Değerli arkadaşlar, suç ve ceza şahsidir. Bir kişinin suç teşkil eden bir paylaşımından dolayı sosyal medya araçlarını cezalandıramazsınız. Eğer bunu yapmaya kalkarsanız trafik cezalarından dolayı da o zaman bütün arabaları piyasadan kaldırmak gerekir aynı mantıkla.

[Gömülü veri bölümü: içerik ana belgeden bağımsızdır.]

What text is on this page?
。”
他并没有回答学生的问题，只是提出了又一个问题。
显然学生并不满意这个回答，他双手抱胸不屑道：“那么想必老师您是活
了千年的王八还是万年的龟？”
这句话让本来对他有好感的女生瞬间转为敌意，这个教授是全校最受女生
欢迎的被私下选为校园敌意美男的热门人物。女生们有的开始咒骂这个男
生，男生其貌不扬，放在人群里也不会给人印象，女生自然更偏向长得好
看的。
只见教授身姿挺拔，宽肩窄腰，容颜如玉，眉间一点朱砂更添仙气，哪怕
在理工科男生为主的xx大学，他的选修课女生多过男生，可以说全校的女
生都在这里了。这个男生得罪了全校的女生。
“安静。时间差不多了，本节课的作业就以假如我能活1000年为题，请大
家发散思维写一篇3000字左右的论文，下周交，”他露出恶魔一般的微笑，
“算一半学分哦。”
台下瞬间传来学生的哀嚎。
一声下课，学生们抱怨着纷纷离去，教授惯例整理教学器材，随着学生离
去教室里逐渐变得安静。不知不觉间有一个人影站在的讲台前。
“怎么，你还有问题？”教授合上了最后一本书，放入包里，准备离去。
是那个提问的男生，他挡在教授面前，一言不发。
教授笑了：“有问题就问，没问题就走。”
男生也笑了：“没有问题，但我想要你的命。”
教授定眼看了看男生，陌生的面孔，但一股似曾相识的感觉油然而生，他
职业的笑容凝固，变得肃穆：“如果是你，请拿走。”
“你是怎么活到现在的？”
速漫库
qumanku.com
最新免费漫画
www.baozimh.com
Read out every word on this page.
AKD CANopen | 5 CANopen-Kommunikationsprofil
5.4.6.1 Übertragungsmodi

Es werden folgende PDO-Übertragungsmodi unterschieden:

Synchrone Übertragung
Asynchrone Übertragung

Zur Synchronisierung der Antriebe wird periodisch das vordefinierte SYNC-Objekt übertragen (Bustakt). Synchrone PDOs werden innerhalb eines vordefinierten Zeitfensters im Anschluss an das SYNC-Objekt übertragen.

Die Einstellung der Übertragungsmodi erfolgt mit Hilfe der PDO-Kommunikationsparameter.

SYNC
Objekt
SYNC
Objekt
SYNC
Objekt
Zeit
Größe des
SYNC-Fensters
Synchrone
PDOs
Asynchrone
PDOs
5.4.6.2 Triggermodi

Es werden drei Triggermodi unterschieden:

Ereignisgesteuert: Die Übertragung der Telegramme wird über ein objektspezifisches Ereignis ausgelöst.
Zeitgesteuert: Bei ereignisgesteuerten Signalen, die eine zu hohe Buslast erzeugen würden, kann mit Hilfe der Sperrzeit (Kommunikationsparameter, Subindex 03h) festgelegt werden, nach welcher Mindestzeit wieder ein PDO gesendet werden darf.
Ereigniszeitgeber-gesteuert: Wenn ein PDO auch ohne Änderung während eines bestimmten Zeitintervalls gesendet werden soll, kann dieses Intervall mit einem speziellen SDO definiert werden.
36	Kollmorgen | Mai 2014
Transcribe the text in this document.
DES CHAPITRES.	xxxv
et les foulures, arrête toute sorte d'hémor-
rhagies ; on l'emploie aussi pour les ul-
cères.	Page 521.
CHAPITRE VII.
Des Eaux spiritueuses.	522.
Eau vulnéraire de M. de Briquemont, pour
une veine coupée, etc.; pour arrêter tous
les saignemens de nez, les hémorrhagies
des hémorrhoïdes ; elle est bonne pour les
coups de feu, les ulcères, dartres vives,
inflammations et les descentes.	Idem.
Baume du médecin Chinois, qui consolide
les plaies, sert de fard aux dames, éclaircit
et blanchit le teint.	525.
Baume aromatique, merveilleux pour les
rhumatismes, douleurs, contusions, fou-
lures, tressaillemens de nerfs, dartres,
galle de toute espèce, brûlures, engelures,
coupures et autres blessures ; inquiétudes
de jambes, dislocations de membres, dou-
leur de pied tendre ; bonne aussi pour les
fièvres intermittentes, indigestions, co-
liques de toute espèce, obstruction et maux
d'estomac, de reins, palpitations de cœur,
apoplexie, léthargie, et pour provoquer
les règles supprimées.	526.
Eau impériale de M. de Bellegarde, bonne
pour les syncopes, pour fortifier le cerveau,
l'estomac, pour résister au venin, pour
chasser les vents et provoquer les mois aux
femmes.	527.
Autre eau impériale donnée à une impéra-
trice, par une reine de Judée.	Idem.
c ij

Şimdi, bu düzenleme aslında tam olarak nedir diye baktığımızda, Z kuşağını cezalandırma yasası bu, "dislike" cezasıdır bu yani "dislike" cezası kesiyorsunuz ve 7 milyon gencin aslında bunun karşısında nasıl bir tepki vereceğini de gayet iyi bildiğinizi hepimiz biliyoruz. Şimdi cumhuriyet nesilleri gençliği gösterdi ki korkmuyorlar, onları susturamadınız, susmuyorlar, "Oy moy yok." dediler ve hemen, ani, böyle düşünülmeden, yarınlar falan hesaba katılmadan, bu ülkenin aslında yüz yıldır taşıdığı değerler, cumhuriyetin değerleri hesaba katılmadan yine belki bir öfke kriziyle -bilmiyorum ya da önceden tasarladıysanız tabii çok daha sıkıntılı- böyle bir şeyi getirdiniz önümüze. Şimdi akla şu geliyor: Bizim hesap ettiğimizi sizin hesap edememiş olduğunuza ben inanmıyorum. Bir seçim önümüze gelecek ve seçimde bugün sizin ceza kestikleriniz size bir ceza kesecek. Yani işte 27'nci Dönemde iki senedir uğraşıyoruz, hiçbir şey... Daha bugün söyledim, 1.201 kere işsizlik konuşmuşuz, Genel Kurulda bu sözcük geçmiş ama ortada cumhuriyet tarihi boyunca işsizlerin çalışanlardan daha fazla olduğu bir dönemi ilk kez yaşıyor Türkiye yani çözüm üretmeyen, tamamen bir şekilde kendi devamınızı, kendi kalıcılığınızı artırmaya yönelik yasalar getiriyorsunuz önümüze. Sürekli bir makyaj yapıp hadiseyi kapatmaya çalışıyorsunuz ama yara derinleşiyor. Dolayısıyla gençlerin, aslında Türk milletinin ama daha çok tabii ki Z kuşağının, bu ceza kestiğiniz z kuşağının size oy vermeyeceğini bildiğinize göre -yani akıllara zarar- tabii şu geliyor insanın aklına -yani aslında bunu dillendirmekten bile sıkılıyorum ama- acaba bunun arkasından da seçimleri mi kaldıracaksınız diyorum. Yani böyle bir korkuyla insan karşı karşıya kalıyor. Çünkü yani her şeyi hesaba kattığınıza göre bunun arkasından, bu bunun hazırlığı mıdır? Yoksa bu kadar çılgınca, bu kadar kendinizi zora sokacak, bu kadar size artık hani daha fazla seçim kaybettirecek bir hadiseye nasıl kalkışırsınız? Çok iyi, çok donanımlı kadrolarınızı... Bunu düşünebilecek, bunun hesabını yapacak arkadaşlarımız var. Hani, Allah vermeye diyorum yani, Allah vermeye, aklınızdan bile geçirmeyin.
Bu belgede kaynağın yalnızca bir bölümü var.